A blue-eyed Gypsy Cob has been born to Gentle Annie and The Vicar at Bullswool Heritage Farm in the Karangahake.
For the better part of two weeks, the young colt has been sleeping, which his owner Sue Austen said was a good sign.
“He’s very playful and he’s very curious and he sleeps an enormous amount. When they sleep, they grow, so he’s going to be big. He’s going to be an absolute whopper.”
The birth of the foal on October 31 brings the number of Gypsy Cobs living at the farm park to seven, and the unique breed of horse has been admired by Sue and her mum Jan for a decade.
“When I was a teenager, I used to horse deal to earn money,” Sue told The Profile. “I’d buy horses and train them up and sell them on,” she said. “I used to do really well with quiet kids’ ponies, and I also used to sell ex-race horses.”
Sue would get enquiries from novice riders interested in buying her thoroughbreds, and soon found there was a real need for adult horses that were “quiet, nice, easy and fun”.
“And that was just going to be your best mate… like a kid’s pony.”
The Gypsy Cob, also known as an Irish Cob, Gypsy Horse, or Tinker Horse, is a breed of domestic horse from Great Britain and Ireland, and Sue soon discovered they were the perfect breed to fit the bill.
“They’re a small draft breed, and they’re the horses gypsies used to pull their vargos,” she explained, “and Gypsy Cobs are unique in a couple of ways. The flight reaction, which is inherent in most horses, has pretty much been bred out of them, so if something frightens them, they tend to engage with it and get curious.
“Also, they have a really strong connection to humans. The gypsies see you as two-legged members of their herd,” she said. “They’re very loving, affectionate horses that really want to be around their people.”

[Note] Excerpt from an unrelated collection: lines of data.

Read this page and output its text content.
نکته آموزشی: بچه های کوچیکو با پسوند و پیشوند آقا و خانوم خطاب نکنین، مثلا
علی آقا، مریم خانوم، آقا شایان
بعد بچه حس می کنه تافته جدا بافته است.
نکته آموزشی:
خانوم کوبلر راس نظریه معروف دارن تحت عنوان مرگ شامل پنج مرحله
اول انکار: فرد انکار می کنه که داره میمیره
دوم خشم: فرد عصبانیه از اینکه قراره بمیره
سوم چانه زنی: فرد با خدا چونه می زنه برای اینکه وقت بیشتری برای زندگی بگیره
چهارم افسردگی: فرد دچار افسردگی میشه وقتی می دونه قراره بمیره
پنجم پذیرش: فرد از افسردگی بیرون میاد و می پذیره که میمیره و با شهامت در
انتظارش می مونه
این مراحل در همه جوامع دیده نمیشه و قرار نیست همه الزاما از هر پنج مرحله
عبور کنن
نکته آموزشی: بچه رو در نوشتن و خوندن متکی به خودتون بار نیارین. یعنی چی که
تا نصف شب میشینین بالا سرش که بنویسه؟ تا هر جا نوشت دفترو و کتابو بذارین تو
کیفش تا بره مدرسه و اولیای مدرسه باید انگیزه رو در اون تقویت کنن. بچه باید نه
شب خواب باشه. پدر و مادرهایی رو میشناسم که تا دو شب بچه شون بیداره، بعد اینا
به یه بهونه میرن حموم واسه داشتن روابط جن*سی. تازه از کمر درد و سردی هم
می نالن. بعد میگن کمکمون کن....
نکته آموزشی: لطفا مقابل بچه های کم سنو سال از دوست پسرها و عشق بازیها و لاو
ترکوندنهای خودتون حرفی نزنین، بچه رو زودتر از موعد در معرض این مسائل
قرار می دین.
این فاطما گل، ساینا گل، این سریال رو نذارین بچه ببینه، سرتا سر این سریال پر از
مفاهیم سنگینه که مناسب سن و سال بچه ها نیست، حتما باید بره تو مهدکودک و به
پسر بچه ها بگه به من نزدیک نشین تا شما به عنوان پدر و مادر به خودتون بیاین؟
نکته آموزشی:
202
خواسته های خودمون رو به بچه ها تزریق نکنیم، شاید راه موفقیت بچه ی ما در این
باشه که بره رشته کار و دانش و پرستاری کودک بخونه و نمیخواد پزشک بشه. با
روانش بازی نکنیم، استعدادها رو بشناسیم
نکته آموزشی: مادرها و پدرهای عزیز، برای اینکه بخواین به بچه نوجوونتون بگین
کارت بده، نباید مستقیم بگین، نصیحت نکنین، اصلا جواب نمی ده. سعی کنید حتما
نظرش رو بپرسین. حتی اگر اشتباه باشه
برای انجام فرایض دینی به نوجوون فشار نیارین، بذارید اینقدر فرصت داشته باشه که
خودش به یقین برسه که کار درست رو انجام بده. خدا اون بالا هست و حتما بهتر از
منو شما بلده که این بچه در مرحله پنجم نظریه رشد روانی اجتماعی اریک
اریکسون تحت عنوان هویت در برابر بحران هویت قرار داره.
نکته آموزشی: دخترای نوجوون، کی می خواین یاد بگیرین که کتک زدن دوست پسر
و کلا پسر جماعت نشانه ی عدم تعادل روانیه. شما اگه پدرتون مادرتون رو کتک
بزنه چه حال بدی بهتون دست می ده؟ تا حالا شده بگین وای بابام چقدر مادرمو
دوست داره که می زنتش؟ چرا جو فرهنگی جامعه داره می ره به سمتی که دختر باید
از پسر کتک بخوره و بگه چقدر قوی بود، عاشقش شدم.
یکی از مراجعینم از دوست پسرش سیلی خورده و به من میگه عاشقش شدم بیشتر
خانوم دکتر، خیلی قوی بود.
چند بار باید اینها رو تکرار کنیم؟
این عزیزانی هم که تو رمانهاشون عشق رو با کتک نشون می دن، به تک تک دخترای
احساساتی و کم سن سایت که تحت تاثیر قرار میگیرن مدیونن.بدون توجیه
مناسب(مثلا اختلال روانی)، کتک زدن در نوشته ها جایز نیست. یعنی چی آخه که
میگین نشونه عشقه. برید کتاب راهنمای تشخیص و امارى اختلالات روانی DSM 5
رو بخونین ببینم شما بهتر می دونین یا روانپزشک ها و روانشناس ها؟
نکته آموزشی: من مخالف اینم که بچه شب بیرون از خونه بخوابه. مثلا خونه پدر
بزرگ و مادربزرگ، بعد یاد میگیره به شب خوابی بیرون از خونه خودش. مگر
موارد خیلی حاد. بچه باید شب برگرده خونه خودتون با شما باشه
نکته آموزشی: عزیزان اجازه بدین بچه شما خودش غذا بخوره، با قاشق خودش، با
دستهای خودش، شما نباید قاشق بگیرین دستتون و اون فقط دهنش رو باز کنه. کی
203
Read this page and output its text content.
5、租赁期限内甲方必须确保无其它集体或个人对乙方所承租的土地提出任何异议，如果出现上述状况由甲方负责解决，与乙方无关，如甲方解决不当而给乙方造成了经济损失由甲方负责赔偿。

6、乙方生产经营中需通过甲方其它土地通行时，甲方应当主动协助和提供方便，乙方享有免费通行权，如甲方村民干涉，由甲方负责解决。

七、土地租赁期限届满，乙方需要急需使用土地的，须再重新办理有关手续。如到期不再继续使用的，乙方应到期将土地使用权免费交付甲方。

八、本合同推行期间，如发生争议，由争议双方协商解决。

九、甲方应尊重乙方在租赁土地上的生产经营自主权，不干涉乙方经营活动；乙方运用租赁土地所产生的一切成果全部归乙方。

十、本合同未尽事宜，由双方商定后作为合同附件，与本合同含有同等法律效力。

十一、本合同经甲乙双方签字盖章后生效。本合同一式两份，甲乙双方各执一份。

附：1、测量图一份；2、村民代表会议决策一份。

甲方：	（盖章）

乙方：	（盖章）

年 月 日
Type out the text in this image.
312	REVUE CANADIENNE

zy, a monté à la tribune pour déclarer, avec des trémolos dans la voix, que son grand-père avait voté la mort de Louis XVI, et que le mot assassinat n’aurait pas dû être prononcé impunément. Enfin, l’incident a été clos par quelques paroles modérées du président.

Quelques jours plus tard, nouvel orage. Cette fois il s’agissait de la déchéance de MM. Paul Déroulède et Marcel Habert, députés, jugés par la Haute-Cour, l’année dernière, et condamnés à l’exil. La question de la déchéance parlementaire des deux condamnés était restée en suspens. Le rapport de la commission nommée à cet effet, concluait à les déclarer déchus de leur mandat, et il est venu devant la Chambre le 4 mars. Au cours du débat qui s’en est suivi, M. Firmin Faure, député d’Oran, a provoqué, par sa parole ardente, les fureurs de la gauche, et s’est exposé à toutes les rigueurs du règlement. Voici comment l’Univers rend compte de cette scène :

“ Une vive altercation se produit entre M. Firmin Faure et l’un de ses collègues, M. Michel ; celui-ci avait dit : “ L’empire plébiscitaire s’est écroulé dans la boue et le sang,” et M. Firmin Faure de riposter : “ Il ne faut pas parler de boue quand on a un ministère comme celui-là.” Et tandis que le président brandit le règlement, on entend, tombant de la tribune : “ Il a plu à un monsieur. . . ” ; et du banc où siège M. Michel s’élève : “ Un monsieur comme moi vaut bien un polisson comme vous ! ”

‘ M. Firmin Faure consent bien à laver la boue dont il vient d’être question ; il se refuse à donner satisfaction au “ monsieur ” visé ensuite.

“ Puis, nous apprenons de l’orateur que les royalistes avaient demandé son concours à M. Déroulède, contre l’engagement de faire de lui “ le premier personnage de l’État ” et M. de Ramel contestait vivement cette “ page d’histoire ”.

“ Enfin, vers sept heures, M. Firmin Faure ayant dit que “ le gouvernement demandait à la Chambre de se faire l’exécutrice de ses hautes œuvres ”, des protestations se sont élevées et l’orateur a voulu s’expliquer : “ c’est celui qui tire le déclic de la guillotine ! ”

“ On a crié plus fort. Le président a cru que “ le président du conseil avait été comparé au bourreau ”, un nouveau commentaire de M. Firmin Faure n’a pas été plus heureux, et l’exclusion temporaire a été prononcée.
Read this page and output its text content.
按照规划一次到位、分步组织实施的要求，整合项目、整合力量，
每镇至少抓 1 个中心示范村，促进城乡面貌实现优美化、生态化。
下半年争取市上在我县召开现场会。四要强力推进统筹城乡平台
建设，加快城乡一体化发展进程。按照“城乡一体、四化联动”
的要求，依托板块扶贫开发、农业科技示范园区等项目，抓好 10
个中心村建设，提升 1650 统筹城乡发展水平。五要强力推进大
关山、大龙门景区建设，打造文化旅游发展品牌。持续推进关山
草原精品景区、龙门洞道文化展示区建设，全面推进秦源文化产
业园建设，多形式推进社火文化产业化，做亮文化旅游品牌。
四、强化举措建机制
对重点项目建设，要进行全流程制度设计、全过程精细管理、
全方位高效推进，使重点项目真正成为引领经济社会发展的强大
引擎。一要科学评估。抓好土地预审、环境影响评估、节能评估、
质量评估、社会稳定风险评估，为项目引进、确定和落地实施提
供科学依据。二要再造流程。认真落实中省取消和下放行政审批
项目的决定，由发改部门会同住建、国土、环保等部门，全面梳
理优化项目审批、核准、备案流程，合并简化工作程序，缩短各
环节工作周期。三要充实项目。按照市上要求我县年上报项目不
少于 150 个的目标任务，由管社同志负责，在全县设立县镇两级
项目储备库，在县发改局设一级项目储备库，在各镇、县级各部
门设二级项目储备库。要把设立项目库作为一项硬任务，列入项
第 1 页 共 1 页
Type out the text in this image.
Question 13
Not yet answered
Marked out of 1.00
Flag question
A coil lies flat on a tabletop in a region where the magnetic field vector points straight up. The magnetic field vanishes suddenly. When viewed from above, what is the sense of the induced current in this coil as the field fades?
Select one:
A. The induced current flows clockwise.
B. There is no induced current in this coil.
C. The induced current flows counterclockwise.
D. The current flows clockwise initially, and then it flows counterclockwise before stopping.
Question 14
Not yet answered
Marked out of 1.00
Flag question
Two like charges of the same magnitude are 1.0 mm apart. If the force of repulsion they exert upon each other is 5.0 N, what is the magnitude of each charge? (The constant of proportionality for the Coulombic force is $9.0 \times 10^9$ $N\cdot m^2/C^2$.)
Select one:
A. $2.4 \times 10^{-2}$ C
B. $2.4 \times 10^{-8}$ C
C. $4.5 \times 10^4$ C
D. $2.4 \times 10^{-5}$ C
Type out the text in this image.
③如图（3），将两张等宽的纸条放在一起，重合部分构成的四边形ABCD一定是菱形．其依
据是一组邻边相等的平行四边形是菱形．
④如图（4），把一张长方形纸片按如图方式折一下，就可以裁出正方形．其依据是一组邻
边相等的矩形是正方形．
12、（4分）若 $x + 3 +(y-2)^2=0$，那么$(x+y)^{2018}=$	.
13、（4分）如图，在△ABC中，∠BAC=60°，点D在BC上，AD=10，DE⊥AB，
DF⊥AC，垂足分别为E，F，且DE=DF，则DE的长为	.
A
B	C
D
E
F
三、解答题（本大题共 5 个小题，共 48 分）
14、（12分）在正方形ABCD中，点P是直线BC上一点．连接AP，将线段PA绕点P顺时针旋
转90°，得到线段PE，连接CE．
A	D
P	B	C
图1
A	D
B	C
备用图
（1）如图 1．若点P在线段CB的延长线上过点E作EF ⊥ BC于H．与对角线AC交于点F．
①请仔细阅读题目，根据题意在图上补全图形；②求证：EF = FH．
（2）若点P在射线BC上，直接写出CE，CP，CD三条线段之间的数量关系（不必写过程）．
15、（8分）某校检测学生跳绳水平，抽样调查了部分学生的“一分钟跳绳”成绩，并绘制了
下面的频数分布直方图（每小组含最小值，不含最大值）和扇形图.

After travelling overseas and encountering the unique breed, Sue arrived back in New Zealand and talked to her mum about the idea to import them, because there were so few in the country at the time.
The first Gypsy Cob she imported was The Vicar – who arrived in Paeroa from America around 10 years ago.
At the farm park there is also a second stallion, a gelding, a mare called Good Penny, and her daughter Good Faith.
The birth of the unnamed colt is the fifth foal of Gentle Annie, who is named after a Celtic goddess of fertility. She stands around 15.1 hands high and is homozygous for colour, meaning that no matter who the stallion is, every foal of Gentle Annie’s will be broken-coloured like her.
Sue said the birth was always a stressful time.
“You just want your mare to get through it and be okay. Annie is really maternal so to lose a foal… you just really feel for the mares. You want them to be safe.”
Now that mum and foal have settled in, Sue said the young colt will join the other Gypsy Cobs in the top paddocks, away but still visible to the farm park’s guests.
“We want the foals to be actual horses and learn herd behaviour,” she said. “He’ll be in the farm park for a couple of weeks, and then he’s going to go off and learn how to be a horse.”